Even within the HICX office the answer is not a clear cut one.
Personally, I tend to take the view that Big Data cannot be any of the above. The clue is in the two words, big and data. Surely that makes it all very obvious, as such I will take the first part of the Gartner definition as correct ‘Big Data is high-volume, high-velocity and/or high-variety information assets’.
Simple. Gartner do continue the definition to say, ‘that demand cost-effective, innovative forms of information processing that enable enhanced insight, decision making, and process automation’. This is fine too, but it does start to veer into how one should use Big Data. Not what it is. That said, my world is marketing, not the deeper aspects of technology.
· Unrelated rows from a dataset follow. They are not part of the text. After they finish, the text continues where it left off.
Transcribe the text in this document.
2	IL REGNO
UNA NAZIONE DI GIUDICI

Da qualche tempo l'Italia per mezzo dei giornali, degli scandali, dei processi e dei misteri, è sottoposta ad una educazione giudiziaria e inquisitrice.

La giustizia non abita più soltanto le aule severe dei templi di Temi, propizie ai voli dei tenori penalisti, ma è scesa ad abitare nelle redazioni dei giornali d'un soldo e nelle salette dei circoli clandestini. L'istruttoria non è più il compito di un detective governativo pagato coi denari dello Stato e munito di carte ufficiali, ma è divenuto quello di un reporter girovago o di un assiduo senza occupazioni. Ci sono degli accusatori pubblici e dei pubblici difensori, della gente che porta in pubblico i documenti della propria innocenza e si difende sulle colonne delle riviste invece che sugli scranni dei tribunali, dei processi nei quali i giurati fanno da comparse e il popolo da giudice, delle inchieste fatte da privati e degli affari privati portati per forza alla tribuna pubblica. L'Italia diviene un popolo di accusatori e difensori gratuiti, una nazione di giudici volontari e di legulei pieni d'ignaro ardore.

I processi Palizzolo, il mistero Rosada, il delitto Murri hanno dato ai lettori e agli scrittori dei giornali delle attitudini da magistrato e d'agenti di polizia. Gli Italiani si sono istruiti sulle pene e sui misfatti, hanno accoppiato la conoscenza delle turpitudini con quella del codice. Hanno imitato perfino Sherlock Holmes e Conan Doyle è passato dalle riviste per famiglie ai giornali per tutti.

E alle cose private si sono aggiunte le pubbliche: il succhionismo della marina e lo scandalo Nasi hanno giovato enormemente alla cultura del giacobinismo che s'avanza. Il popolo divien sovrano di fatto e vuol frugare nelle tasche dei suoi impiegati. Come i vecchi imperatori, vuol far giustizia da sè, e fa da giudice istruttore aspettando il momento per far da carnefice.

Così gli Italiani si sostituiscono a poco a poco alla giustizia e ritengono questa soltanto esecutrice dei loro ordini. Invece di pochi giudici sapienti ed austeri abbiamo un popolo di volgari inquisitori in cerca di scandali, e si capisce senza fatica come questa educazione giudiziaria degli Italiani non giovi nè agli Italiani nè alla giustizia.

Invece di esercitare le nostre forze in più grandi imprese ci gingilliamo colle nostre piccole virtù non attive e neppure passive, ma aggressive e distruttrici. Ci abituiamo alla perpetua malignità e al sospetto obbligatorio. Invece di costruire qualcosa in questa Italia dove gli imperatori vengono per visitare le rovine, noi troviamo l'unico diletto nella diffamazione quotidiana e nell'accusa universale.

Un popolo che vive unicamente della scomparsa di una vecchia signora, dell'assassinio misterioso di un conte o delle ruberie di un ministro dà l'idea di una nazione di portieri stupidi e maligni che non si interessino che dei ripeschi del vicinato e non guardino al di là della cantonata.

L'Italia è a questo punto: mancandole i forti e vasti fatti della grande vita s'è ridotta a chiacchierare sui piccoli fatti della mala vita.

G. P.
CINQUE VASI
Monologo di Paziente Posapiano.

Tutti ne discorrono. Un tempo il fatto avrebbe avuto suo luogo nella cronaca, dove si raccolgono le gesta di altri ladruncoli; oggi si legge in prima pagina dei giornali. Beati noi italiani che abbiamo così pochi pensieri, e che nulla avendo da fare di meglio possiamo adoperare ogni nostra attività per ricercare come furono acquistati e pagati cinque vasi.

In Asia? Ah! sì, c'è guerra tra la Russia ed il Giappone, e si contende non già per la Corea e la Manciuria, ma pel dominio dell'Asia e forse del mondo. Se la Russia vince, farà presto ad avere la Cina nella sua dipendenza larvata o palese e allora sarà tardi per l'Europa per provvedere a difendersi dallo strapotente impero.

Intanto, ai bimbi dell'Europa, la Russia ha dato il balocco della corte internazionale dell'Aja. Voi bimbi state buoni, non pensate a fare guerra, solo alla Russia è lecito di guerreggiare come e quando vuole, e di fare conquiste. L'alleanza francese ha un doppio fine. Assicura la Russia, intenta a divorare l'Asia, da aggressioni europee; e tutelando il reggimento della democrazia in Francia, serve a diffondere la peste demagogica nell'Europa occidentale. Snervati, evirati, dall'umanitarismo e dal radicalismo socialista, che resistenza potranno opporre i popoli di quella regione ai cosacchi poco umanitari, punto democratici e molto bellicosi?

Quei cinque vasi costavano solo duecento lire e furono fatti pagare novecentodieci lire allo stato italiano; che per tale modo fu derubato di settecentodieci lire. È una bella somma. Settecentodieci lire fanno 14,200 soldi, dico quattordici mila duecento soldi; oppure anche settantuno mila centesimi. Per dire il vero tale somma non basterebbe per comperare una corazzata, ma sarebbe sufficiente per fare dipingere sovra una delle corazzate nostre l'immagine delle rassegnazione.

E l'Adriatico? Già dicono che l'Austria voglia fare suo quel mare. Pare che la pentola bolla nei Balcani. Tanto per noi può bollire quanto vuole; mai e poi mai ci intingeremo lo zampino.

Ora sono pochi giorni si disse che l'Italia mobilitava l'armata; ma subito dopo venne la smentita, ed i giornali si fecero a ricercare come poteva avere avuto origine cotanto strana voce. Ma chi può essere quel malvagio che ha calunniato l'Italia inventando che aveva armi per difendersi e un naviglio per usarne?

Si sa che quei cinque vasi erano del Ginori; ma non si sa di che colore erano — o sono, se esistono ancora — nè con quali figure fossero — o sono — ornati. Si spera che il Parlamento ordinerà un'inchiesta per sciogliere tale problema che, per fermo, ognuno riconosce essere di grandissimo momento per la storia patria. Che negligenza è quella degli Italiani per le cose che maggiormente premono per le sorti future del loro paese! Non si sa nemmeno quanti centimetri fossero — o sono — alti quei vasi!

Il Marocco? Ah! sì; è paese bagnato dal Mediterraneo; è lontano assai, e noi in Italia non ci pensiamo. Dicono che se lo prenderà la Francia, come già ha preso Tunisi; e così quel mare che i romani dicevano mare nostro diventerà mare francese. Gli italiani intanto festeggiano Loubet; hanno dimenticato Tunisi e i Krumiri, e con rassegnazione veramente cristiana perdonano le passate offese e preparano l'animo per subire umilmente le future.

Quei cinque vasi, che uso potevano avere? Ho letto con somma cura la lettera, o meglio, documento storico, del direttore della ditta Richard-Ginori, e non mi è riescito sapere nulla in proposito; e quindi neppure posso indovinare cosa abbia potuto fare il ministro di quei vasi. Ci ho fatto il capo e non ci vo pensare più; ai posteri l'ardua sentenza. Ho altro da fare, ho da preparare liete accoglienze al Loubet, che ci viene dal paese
So in short, this is Big Data:
- Too big to measure using standard analytics
- Shows trends at a high level
- Is at its best when silos are avoided
- A big overview helps business decisions
Now, onto Master Data.
Master data is, in itself, the data that is organised, the data that goes through a preordained process and is controlled. As such it is easy to analyse and can be dived into to the nth degree.
Master data management (MDM) is a technology-enabled discipline in which business and IT work together to ensure the uniformity, accuracy, stewardship, semantic consistency and accountability of the enterprise’s official shared master data assets. Master data is the consistent and uniform set of identifiers and extended attributes that describes the core entities of the enterprise including customers, prospects, citizens, suppliers, sites, hierarchies and chart of accounts.
In relation to Big Data it is vital as it provides the structure and integrity. As such these two variants of data work well together. MDM (Master Data Management) providing the structure and Big Data providing the additional information.
In short, Master Data
- Well structured
- Easily analysed (in theory)
- Process driven
It’s important to note the importance of high quality data here too. Garbage in, Garbage out still rings true. Well, rubbish in, rubbish out to me, but let’s not quibble about the foibles of the English language. However you choose to say it, it remains the truth and is linked directly to Master Data Management.
It’s all very well having a lot of data, but if you don’t ensure it is uploaded accurately and then managed appropriately until the moment it is required – you will find that there will be significant issues when trying to make decisions based on data that is questionable at best. As such, Master Data starts with the onboarding process. For us, this is within a supplier portal in which in suppliers provide the requisite information and the buyer checks everything is accurate. The data is then managed carefully from this point on.
In order for any of this to work though, a cultural change is required within an organisation in which data quality is a priority.
If this is done, then there are huge opportunities in analysing both the Master Data and the Big Data with one supporting the other. Allowing for analysis of the details as well as a more holistic view of the trends that exist within the Big Data.
To summarise, if you get your data input and the processes that are related to said input right – then you are a getting very close to achieving your goal of great business insights and a competitive advantage.